De verbinding met het WMS of WMTS moet worden geconfigureerd terwijl de bedieningseenheid met het Internet verbonden is.
Wanneer u offline werkt, kunt u kaartdata van het WMTS maximaal 7 dagen op de Trimble Access kaart gebruiken, maar u kunt alleen inzoomen of pannen op dezelfde data als toen de bedieningseenheid met het Internet verbonden was. Om kaartdata van een WMS in Trimble Access te gebruiken, moet de bedieningseenheid met het Internet verbonden zijn.
Als u een WMS of WMTS wilt gebruiken, maakt u in Trimble Access een nieuwe webkaart aan en voert u de URL in die u gebruikt om data van de service op te halen. Trimble Access slaat de configuratiegegevens voor elke WMS of WMTS op in een .wms of .wmts configuratiebestand in de map C:\ProgramData\
U kunt de zichtbaarheid van data van de webservice (inclusief sublagen) op het tabblad Kaartbestanden van het scherm Lagen manager beheren.
Data uit meer dan één WMS of WMTS kunt u in dezelfde job gebruiken en u kunt die naast Trimble Maps gebruiken. Gebruik de selectievakjes Basislaag en Transparante PNG's aanvragen om de volgorde en transparantie van webkaartlagen te bepalen. Zie WMS- of WMTS-instellingen configureren.

Nadat u met behulp van een web feature service een webkaart hebt aangemaakt, kunt u de data opslaan als een .json bestand, zodat u die in het veld kunt gebruiken als de bedieningseenheid niet met het Internet verbonden is.
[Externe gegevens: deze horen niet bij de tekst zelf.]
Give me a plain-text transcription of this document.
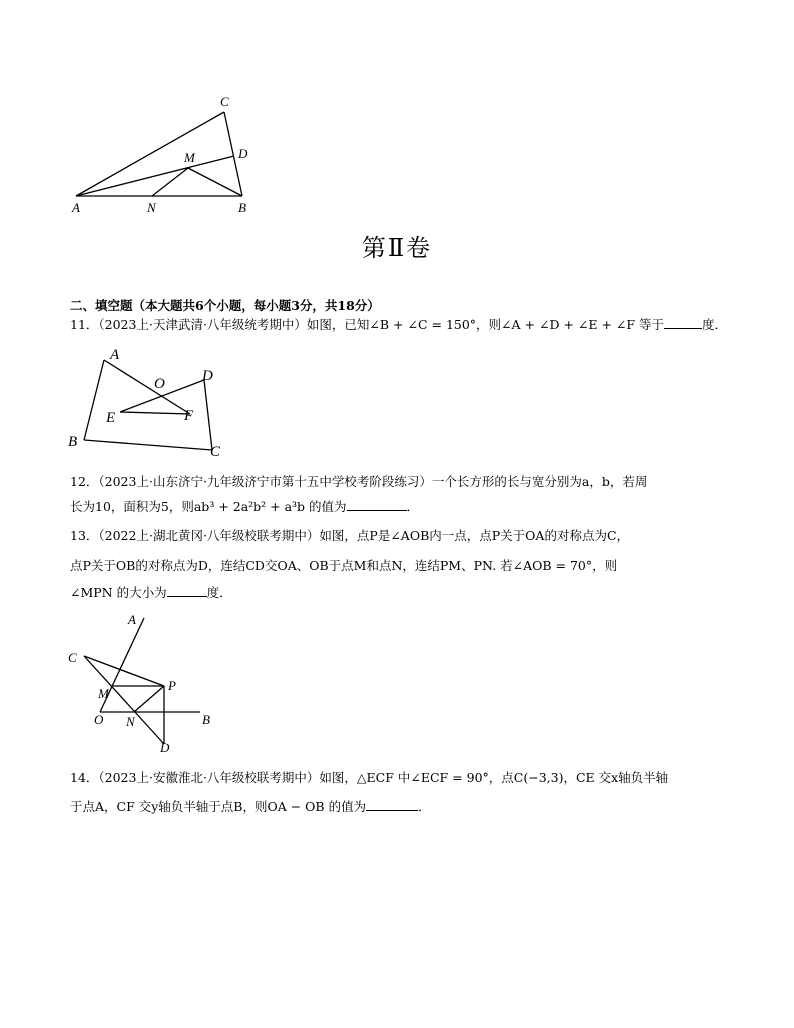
C
D
M
A	N	B
第Ⅱ卷
二、填空题（本大题共6个小题，每小题3分，共18分）
11．（2023上·天津武清·八年级统考期中）如图，已知∠B + ∠C = 150°，则∠A + ∠D + ∠E + ∠F 等于	度．
A
O D
E	F
B
C
12．（2023上·山东济宁·九年级济宁市第十五中学校考阶段练习）一个长方形的长与宽分别为a，b，若周
长为10，面积为5，则ab³ + 2a²b² + a³b 的值为	．
13．（2022上·湖北黄冈·八年级校联考期中）如图，点P是∠AOB内一点，点P关于OA的对称点为C，
点P关于OB的对称点为D，连结CD交OA、OB于点M和点N，连结PM、PN. 若∠AOB = 70°，则
∠MPN 的大小为	度．
A
C
P
M
O N	B
D
14．（2023上·安徽淮北·八年级校联考期中）如图，△ECF 中∠ECF = 90°，点C(−3,3)，CE 交x轴负半轴
于点A，CF 交y轴负半轴于点B，则OA − OB 的值为	．
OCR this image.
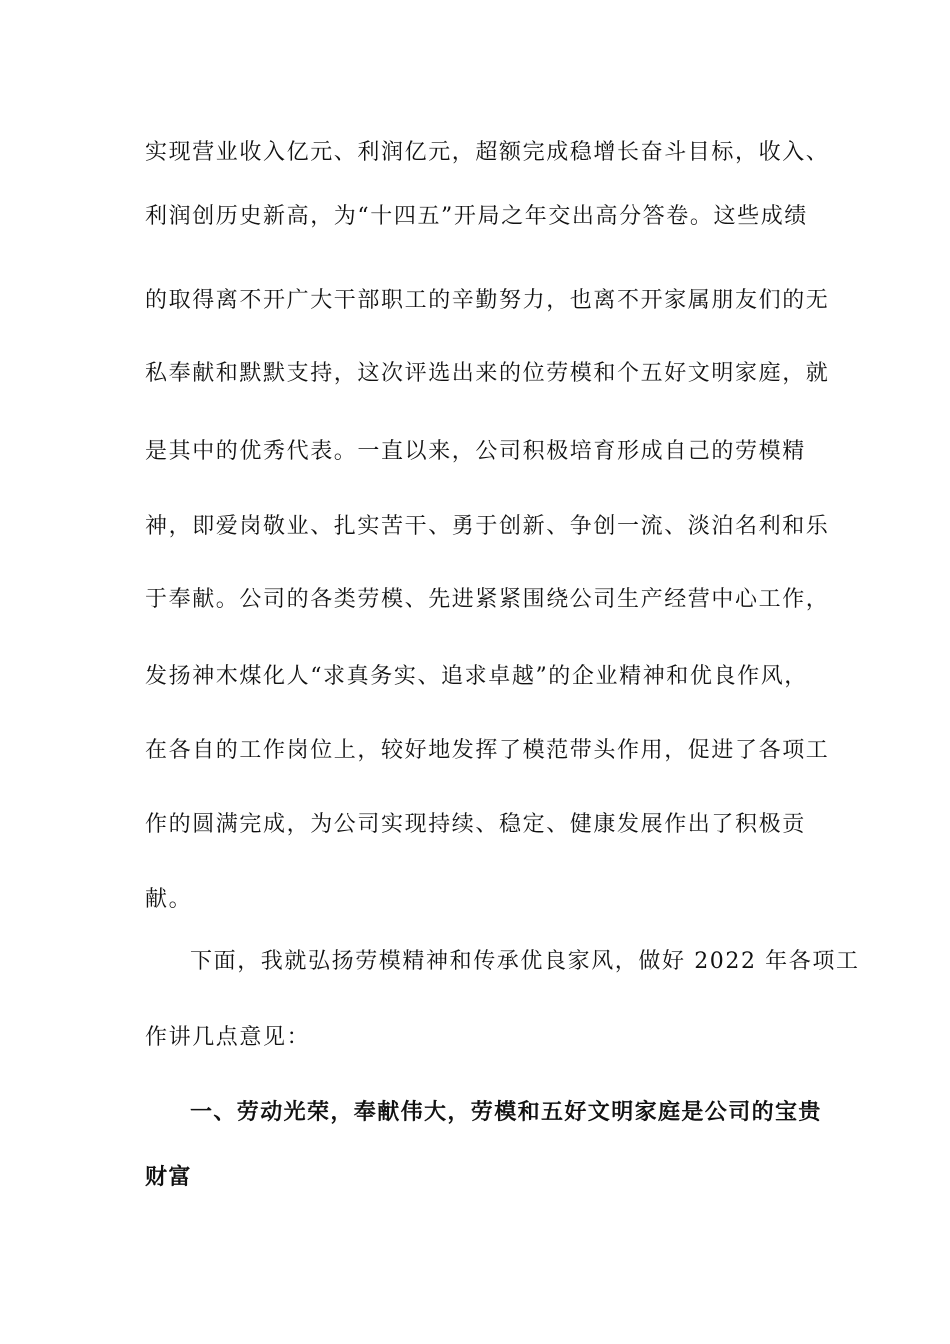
实现营业收入亿元、利润亿元，超额完成稳增长奋斗目标，收入、
利润创历史新高，为“十四五”开局之年交出高分答卷。这些成绩
的取得离不开广大干部职工的辛勤努力，也离不开家属朋友们的无
私奉献和默默支持，这次评选出来的位劳模和个五好文明家庭，就
是其中的优秀代表。一直以来，公司积极培育形成自己的劳模精
神，即爱岗敬业、扎实苦干、勇于创新、争创一流、淡泊名利和乐
于奉献。公司的各类劳模、先进紧紧围绕公司生产经营中心工作，
发扬神木煤化人“求真务实、追求卓越”的企业精神和优良作风，
在各自的工作岗位上，较好地发挥了模范带头作用，促进了各项工
作的圆满完成，为公司实现持续、稳定、健康发展作出了积极贡
献。
下面，我就弘扬劳模精神和传承优良家风，做好 2022 年各项工
作讲几点意见：
一、劳动光荣，奉献伟大，劳模和五好文明家庭是公司的宝贵
财富
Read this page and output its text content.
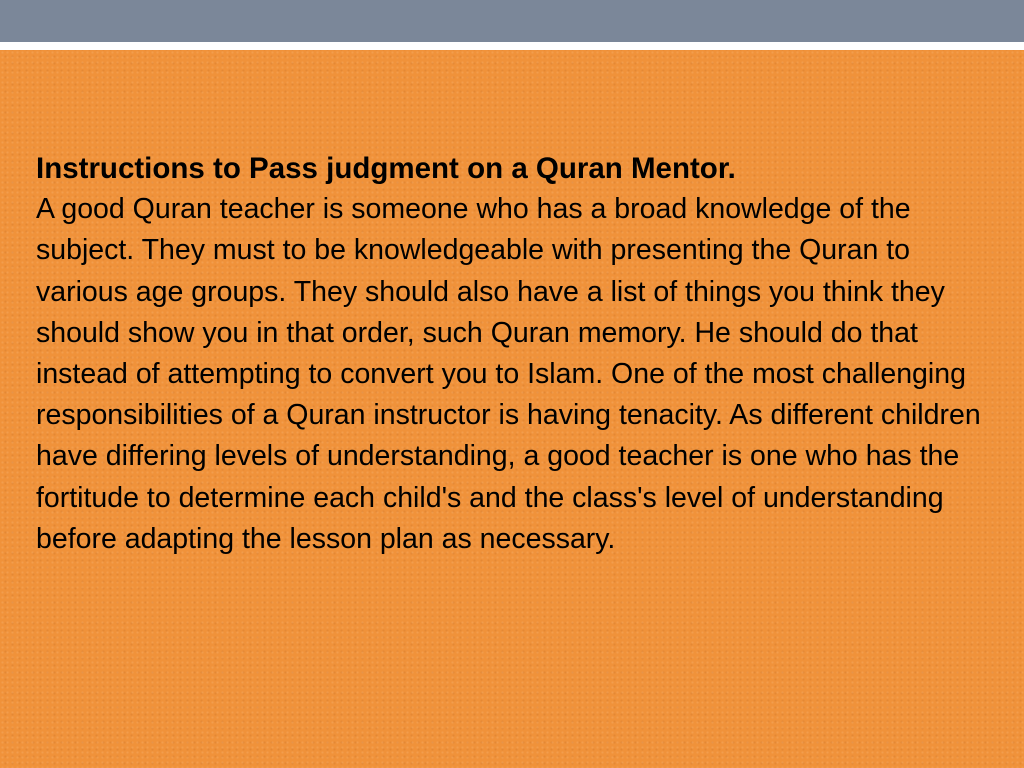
Instructions to Pass judgment on a Quran Mentor.

A good Quran teacher is someone who has a broad knowledge of the subject. They must to be knowledgeable with presenting the Quran to various age groups. They should also have a list of things you think they should show you in that order, such Quran memory. He should do that instead of attempting to convert you to Islam. One of the most challenging responsibilities of a Quran instructor is having tenacity. As different children have differing levels of understanding, a good teacher is one who has the fortitude to determine each child's and the class's level of understanding before adapting the lesson plan as necessary.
Om de webkaart aan te maken, verbindt u de bedieningseenheid met het Internet (bijv.terwijl de bedieningseenheid op kantoor is) en configureert u de WFS instellingen, zodat Trimble Access verbinding maakt met de WFS. De software vraagt u vervolgens om de kaart te zoomen tot de kaartomvang die u wilt gebruiken en vervolgens de geogerefereerde vectorlagen te selecteren die beschikbaar zijn bij de WFS. Vervolgens kunt u de door u geselecteerde data opslaan als .wfs bestand, zodat u de data in het veld kunt gebruiken zonder Internet verbinding. U kunt zoveel exemplaren van de WFS data instellen als u nodig hebt - u kunt bijvoorbeeld dezelfde lagen in verschillende exemplaren selecteren, maar telkens een verschillende kaartomvang hebben om een ander gebied te bestrijken.
In het veld kunt u lijnen of polylijnen selecteren in het WFS-bestand op de kaart en die uitzetten. U kunt ook punten aanmaken op de uiteinden van lijnen en op alle punten op een polylijn door het keuzevakje Nodes aanmaken (DXF, Shape, 12da en LandXML) in te schakelen in het scherm Kaart instellingen. U kunt nodes ook aanmaken met behulp van de gereedschappen op de werkbalk Snap naar. De aangemaakte punten kunnen vervolgens worden geselecteerd om uit te zetten of voor Cogo berekeningen.
Wanneer u nodes of punten van items in het WFS-bestand maakt, kopieert Trimble Access de attributen van het item in het WFS-bestand en slaat die op bij het punt in de Trimble Access job.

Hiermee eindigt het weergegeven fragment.